Equivariant Matrix Function Neural Networks
Ilyes Batatia, Lars L. Schaaf, Huajie Chen, Gábor Csányi, Christoph Ortner, Felix A. Faber
TL;DR
The paper tackles the challenge of modeling non-local, many-body interactions in graphs, which standard MPNNs struggle with due to limited receptive fields and oversmoothing. It introduces Matrix Function Networks (MFNs), an equivariant GNN framework that parameterizes non-local interactions through analytic matrix functions defined on graph operators, with a resolvent-based parameterization enabling scalable evaluation. The architecture combines a local equivariant graph layer, construction of self-adjoint, group-equivariant matrices, and a matrix-function update, yielding potential linear scaling under sparse structure via selected inversion.

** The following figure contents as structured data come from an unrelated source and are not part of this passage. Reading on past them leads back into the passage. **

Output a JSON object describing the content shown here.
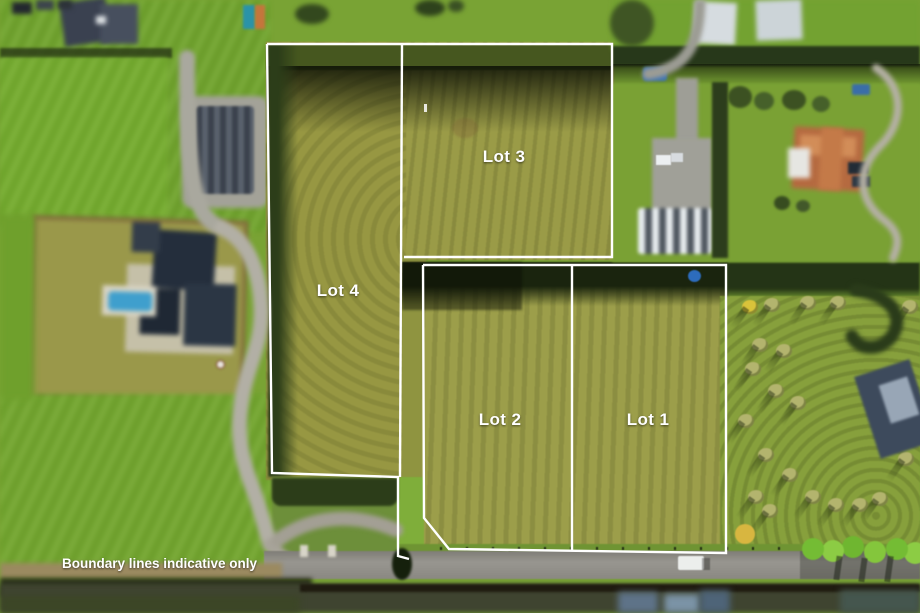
{
  "scene": {
    "type": "aerial-photo-with-lot-overlay",
    "disclaimer": "Boundary lines indicative only",
    "lots": [
      {
        "id": "lot-1",
        "label": "Lot 1",
        "label_x": 648,
        "label_y": 420
      },
      {
        "id": "lot-2",
        "label": "Lot 2",
        "label_x": 500,
        "label_y": 420
      },
      {
        "id": "lot-3",
        "label": "Lot 3",
        "label_x": 504,
        "label_y": 157
      },
      {
        "id": "lot-4",
        "label": "Lot 4",
        "label_x": 338,
        "label_y": 291
      }
    ],
    "colors": {
      "boundary_line": "#ffffff",
      "label_text": "#ffffff",
      "field_olive": "#9a9b47",
      "paddock_green": "#74a72f",
      "hedge_dark": "#2a3b1a",
      "road_grey": "#908e87"
    },
    "boundary_segments": [
      [
        [
          267,
          44
        ],
        [
          612,
          44
        ],
        [
          612,
          257
        ],
        [
          404,
          257
        ]
      ],
      [
        [
          267,
          44
        ],
        [
          272,
          473
        ],
        [
          398,
          477
        ],
        [
          398,
          556
        ],
        [
          409,
          559
        ]
      ],
      [
        [
          402,
          44
        ],
        [
          400,
          477
        ]
      ],
      [
        [
          423,
          265
        ],
        [
          726,
          265
        ],
        [
          726,
          553
        ],
        [
          449,
          549
        ],
        [
          424,
          518
        ],
        [
          423,
          265
        ]
      ],
      [
        [
          572,
          265
        ],
        [
          572,
          551
        ]
      ]
    ]
  }
}
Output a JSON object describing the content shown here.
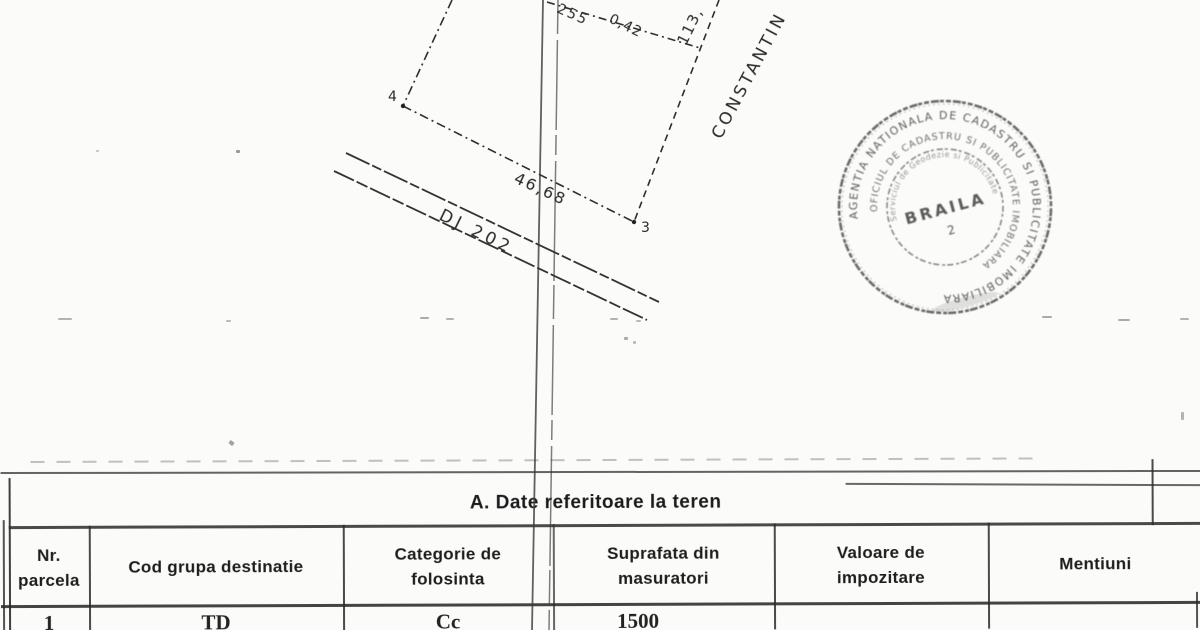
{
  "colors": {
    "paper": "#fbfbfa",
    "ink": "#222222",
    "stamp_ink": "#3f3f3f"
  },
  "plan": {
    "point_labels": {
      "p4": "4",
      "p3": "3"
    },
    "labels": {
      "top_dim_a": "255",
      "top_dim_b": "0,42",
      "right_dim": "113,",
      "bottom_dim": "46,68",
      "road": "DJ 202",
      "street": "CONSTANTIN"
    }
  },
  "stamp": {
    "outer_text": "AGENTIA NATIONALA DE CADASTRU SI PUBLICITATE IMOBILIARA",
    "middle_text": "OFICIUL DE CADASTRU SI PUBLICITATE IMOBILIARA",
    "inner_text": "Serviciul de Geodezie si Publicitate",
    "center_name": "BRAILA",
    "center_number": "2"
  },
  "table": {
    "title": "A. Date referitoare la teren",
    "headers": [
      {
        "line1": "Nr.",
        "line2": "parcela"
      },
      {
        "line1": "Cod grupa destinatie",
        "line2": ""
      },
      {
        "line1": "Categorie de",
        "line2": "folosinta"
      },
      {
        "line1": "Suprafata din",
        "line2": "masuratori"
      },
      {
        "line1": "Valoare de",
        "line2": "impozitare"
      },
      {
        "line1": "Mentiuni",
        "line2": ""
      }
    ],
    "row": [
      "1",
      "TD",
      "Cc",
      "1500",
      "",
      ""
    ]
  }
}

Empirically, MFNs achieve state-of-the-art performance on ZINC and TU datasets and demonstrate strong capability to capture complex non-local quantum interactions (e.g., cumulenes), underscoring MFN’s potential to advance molecular modeling and force-field development.
Abstract
Graph Neural Networks (GNNs), especially message-passing neural networks (MPNNs), have emerged as powerful architectures for learning on graphs in diverse applications. However, MPNNs face challenges when modeling non-local interactions in graphs such as large conjugated molecules, and social networks due to oversmoothing and oversquashing. Although Spectral GNNs and traditional neural networks such as recurrent neural networks and transformers mitigate these challenges, they often lack generalizability, or fail to capture detailed structural relationships or symmetries in the data. To address these concerns, we introduce Matrix Function Neural Networks (MFNs), a novel architecture that parameterizes non-local interactions through analytic matrix equivariant functions. Employing resolvent expansions offers a straightforward implementation and the potential for linear scaling with system size. The MFN architecture achieves stateof-the-art performance in standard graph benchmarks, such as the ZINC and TU datasets, and is able to capture intricate non-local interactions in quantum systems, paving the way to new state-of-the-art force fields.